Aquilo a que se assiste no vídeo, pra começo de conversa, é uma usurpação da frase de Vinicius de Moraes. O túmulo do samba, até esta segunda, era São Paulo. Não mais! A lápide oficial, agora, é Brasília. Mas a ironia era mais macabra. Nesta segunda, o morro era feito de sangue e bala. Informava O Globo:
“O Comando Militar do Leste confirmou, no início da noite desta segunda-feira, que mais um militar foi morto à tarde, durante a megaoperação iniciada durante a madrugada em conjuntos de favelas da Zona Norte. O soldado João Viktor da Silva, de 22 anos, foi atingido num confronto, no interior do Complexo da Penha, no fim da tarde. Mais cedo, o cabo do Exército Fabiano Oliveira Santos morreu baleado na ação, realizada na Penha, na Maré e no Alemão.

Na chamada megaoperação, morreram ainda cinco suspeitos e um outro militar foi ferido…

Quem sambou no morro nesta segunda, ainda que no morro metafórico, sambou sobre cadáveres.

“Não deixe o samba morrer…”

Como se explica o vídeo? É que o Conselho Nacional de Justiça promoveu, nesta segunda, no STF, o seminário “Elas por Elas”, cujo tema era “A Mulher no Poder Estatal e na Sociedade”. Alcione era uma das convidadas. Suponho que estivesse lá por causa de seu poder na sociedade — e também para justificar o vídeo…

Um samba que se canta só, e mal!, é só um autoengano. Um samba que se canta mal e em grupo pode ser sintoma de uma era, um engano coletivo. A ideia, acho eu, foi juntar mulheres poderosas num encontro para evidenciar que o Brasil mudou. Como sabem Roraima, o Rio e Thompson Flores.

Além de Cármen — com um vestido salmão e um espécie de toga (!) da mesma cor — e Alcione (à frente, de calça comprida), estrelam o vídeo a presidente do STJ, Laurita Hilário Vaz (de óculos, atrás de Carmen); a advogada-geral da União, Grace Mendonça (de casaquinho branco); a procuradora-geral da República, Raquel Dodge (de vestido estampado); Lúcia Braga, presidente da Rede Sarah (loura, atrás de Dodge); Betânia Tanure, da Betânia Tanure Associados (atrás de Dodge, ao lado de Lúcia), a empresária Luiza Helena Trajano (de vermelho) e, de relance, à esquerda, a procuradora-geral do Ministério Público junto ao TCU, Cristina Machado. Estiveram ainda no evento Rosa Weber, presidente do TSE; Maria Silva Bastos Marques, presidente da Goldman Sachs, e Ana Maria Machado, membro da Academia Brasileira de Letras.
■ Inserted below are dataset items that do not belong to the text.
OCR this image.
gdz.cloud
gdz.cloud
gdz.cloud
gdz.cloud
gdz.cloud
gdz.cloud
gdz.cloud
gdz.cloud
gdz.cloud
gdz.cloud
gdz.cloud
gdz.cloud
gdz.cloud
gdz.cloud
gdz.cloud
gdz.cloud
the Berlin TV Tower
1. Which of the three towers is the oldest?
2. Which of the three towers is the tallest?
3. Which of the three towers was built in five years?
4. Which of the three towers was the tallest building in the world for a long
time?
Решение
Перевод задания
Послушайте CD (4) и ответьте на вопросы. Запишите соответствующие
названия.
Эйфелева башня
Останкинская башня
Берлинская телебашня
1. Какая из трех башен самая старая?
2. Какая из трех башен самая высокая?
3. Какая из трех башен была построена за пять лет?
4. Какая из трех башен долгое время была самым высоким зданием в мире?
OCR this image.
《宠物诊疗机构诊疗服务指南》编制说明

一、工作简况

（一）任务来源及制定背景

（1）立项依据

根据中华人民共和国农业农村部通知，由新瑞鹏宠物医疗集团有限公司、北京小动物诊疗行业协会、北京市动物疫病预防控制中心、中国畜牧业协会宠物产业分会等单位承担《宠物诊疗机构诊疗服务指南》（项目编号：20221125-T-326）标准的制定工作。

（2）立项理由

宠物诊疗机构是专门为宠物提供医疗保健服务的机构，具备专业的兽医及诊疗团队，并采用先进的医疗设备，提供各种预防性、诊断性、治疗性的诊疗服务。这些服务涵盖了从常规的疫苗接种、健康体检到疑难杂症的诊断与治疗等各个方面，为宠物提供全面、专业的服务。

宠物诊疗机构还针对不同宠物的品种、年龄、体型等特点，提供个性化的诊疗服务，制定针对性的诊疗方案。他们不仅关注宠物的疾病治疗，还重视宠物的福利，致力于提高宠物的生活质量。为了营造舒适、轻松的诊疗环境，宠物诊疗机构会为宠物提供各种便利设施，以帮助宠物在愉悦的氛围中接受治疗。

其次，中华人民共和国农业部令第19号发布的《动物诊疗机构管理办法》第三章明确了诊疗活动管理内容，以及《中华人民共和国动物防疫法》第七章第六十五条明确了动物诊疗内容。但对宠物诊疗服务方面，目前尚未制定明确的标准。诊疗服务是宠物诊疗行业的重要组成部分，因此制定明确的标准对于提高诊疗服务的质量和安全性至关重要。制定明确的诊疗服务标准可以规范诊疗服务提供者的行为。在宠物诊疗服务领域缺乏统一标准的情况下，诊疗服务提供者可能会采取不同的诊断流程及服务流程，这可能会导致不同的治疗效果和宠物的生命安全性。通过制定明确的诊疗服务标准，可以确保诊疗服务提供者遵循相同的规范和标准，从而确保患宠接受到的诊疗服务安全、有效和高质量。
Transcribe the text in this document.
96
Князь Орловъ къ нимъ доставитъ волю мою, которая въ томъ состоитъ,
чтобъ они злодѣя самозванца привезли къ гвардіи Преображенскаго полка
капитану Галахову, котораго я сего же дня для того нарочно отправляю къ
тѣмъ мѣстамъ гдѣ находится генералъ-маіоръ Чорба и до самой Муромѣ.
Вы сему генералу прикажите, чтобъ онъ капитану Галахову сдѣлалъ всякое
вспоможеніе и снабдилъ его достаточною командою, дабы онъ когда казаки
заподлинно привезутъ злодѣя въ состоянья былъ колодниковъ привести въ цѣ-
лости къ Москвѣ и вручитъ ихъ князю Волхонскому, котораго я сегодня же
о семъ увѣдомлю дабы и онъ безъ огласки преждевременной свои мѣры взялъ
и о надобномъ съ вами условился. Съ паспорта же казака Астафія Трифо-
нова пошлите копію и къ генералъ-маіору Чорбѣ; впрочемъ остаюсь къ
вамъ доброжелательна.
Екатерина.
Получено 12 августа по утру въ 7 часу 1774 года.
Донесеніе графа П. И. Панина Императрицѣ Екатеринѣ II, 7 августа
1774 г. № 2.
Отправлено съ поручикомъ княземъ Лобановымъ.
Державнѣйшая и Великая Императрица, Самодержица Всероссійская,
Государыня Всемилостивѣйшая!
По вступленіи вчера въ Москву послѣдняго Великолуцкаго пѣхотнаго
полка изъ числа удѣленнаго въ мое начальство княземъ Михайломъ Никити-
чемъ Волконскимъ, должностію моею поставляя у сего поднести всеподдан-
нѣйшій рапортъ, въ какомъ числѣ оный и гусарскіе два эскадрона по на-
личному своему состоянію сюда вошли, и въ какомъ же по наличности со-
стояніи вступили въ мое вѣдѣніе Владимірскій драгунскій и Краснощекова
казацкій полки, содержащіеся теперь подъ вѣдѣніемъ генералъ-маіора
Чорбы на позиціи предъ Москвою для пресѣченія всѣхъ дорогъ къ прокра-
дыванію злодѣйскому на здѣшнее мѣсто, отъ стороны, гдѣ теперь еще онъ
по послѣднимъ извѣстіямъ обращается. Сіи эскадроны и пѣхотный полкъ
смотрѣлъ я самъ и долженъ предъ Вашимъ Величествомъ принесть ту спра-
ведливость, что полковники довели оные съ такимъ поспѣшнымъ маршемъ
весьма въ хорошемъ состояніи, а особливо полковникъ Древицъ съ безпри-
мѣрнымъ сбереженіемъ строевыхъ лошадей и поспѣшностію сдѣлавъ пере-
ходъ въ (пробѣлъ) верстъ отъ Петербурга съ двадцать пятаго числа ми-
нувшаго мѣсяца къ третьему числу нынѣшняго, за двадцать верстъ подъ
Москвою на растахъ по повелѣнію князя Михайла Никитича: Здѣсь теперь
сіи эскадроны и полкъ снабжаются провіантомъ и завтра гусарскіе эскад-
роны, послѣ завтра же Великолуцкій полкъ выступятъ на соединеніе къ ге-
Quem baba de ódio contra o que chama “ideologia de gênero” é Jair Bolsonaro, não eu. O que me incomoda é outra coisa. Eu não acredito numa “justiça feminina”, num “poder feminino”, numa “literatura feminina”, numa “química feminina”, numa “física feminina”, numa “pintura feminina”. Acho isso tudo uma trapaça intelectual. Aposto efetivamente na igualdade de gêneros na vida intelectual, social e pública, identifico e acuso a desigualdade e acho que esta tem de acabar. Que se faça, pois, o seminário sobre o papel crescente da mulher no Estado e na sociedade, mas que não se dê a entender, como resta subjacente, que o gênero muda o direito, as artes, a filosofia ou, sei lá, o capitalismo.

Até porque estão em curso óbvias agressões à Constituição e ao estado de direito. E tais agressões se dão durante o reinado de mulheres, quando não são promovidas por elas ou se exercem com a sua conivência. E não creio que o gênero esteja na raiz da omissão ou da ação desastrada.

“Ah, mas que mau humor, Reinaldo! Era tudo brincadeira!”

Pois é…  Lamento se assim parecer. O fato é que o país passa por uma situação grave o bastante para que se cobre mais circunspecção de poderosos e poderosas.

A necessária igualdade de gênero também passa por não admitir que as mulheres poderosas têm direito à banalidade ou à alienação, ainda que afetada. Nem as mulheres têm o direito de fazer isso com a mulher.

Quero é saber que medida tomará a presidência do Conselho Nacional de Justiça no caso do desembargador Thompson Flores. E, ao escrever tal coisa, não indagado o sexo de quem está no comando do órgão.

Brasília pode até ser o novo túmulo do samba. Mas não pode ser o túmulo do estado de direito.